Despite the US “civilian surge”, it is far from clear that that there will be sufficient improvement in Afghan governance and reduction in corruption to neutralise the root causes of the insurgency, even in areas that have been “cleared and held”. An important “known unknown” is the extent to which insurgents are motivated by the extent to which insurgents are motivated by the presence of foreign troops. Insurgent “foot soldiers” and leaders whose principal motivation is nationalist resistance to infidels might lay down their arms if foreigners withdrew.

 

The most likely security outcome in 2015 is a situation much like today, a patchwork of security with the ANSF suppressing much insurgent activity in many areas but others, such as eastern Afghanistan remaining under insurgent sway.

 

The US and NATO footprint from 2015 will be influenced by the confidence of Afghan authorities and their desire to exert their national sovereignty. This could well include rejecting foreign advice and assistance and insisting that any foreign troops or personnel remaining in Afghanistan operate under Afghan direction.

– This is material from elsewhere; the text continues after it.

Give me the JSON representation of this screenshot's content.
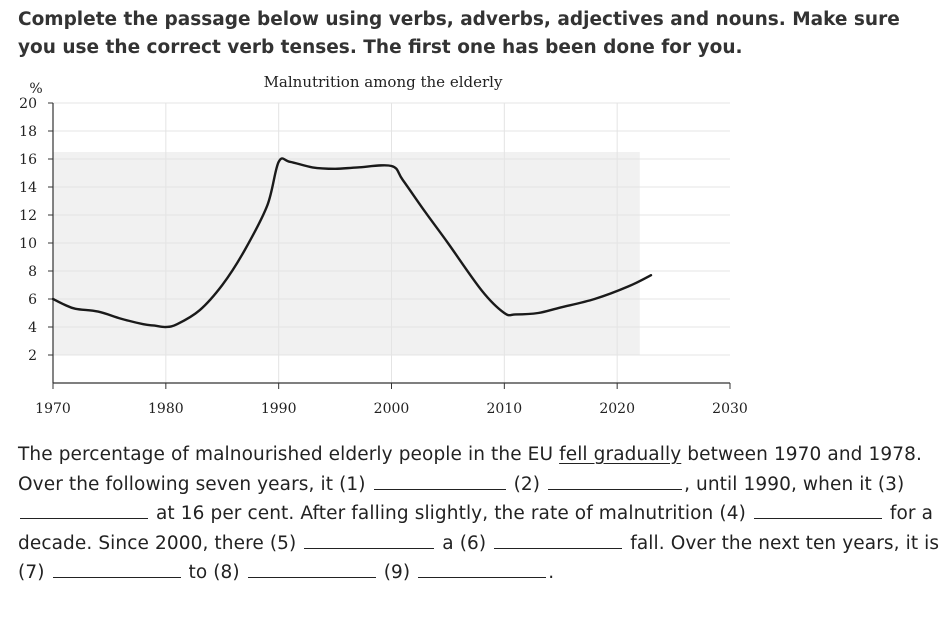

Contributing nations will be attempting to minmise their footprint in Afghanistan, especially in terms of numbers of boots on the ground, reducing their people to a minimum numbers of advisors, principally in training bases and the Kabul ministries. And it may be possible to provide the fixed wing air support required by Afghan forces from outside the country, from bases in the region, or from aircraft carriers in the Indian Ocean. This combination of regional and seaborne basing might also be sufficient for any US Special Forces needed to counter any residual Al Qaida threat beyond the capability of the ANSF.

 

A key constraint will be the affordability of the ANSF. By 2015 they will probably cost about cost $6 Billion a year, almost all of which is currently provided by foreign donors. Balancing the need to counter residual insurgency and meet Afghanistan’s as yet undefined external security requirements, with the likely national and international resources available will be a significant challenge.

 

If might be possible, or even necessary, to reduce the size of the ANSF. For example if the security situation improves, or Afghan government finnaces contrac.  This would potentially allow literate, numerate, well-trained and self-confident people to make a wider contribution to the future of Afghanistan. But Afghan economy, security and political climate has not improved sufficiently, there will be strong incentives for these people to use their skills in the service of warlords or criminal enterprises.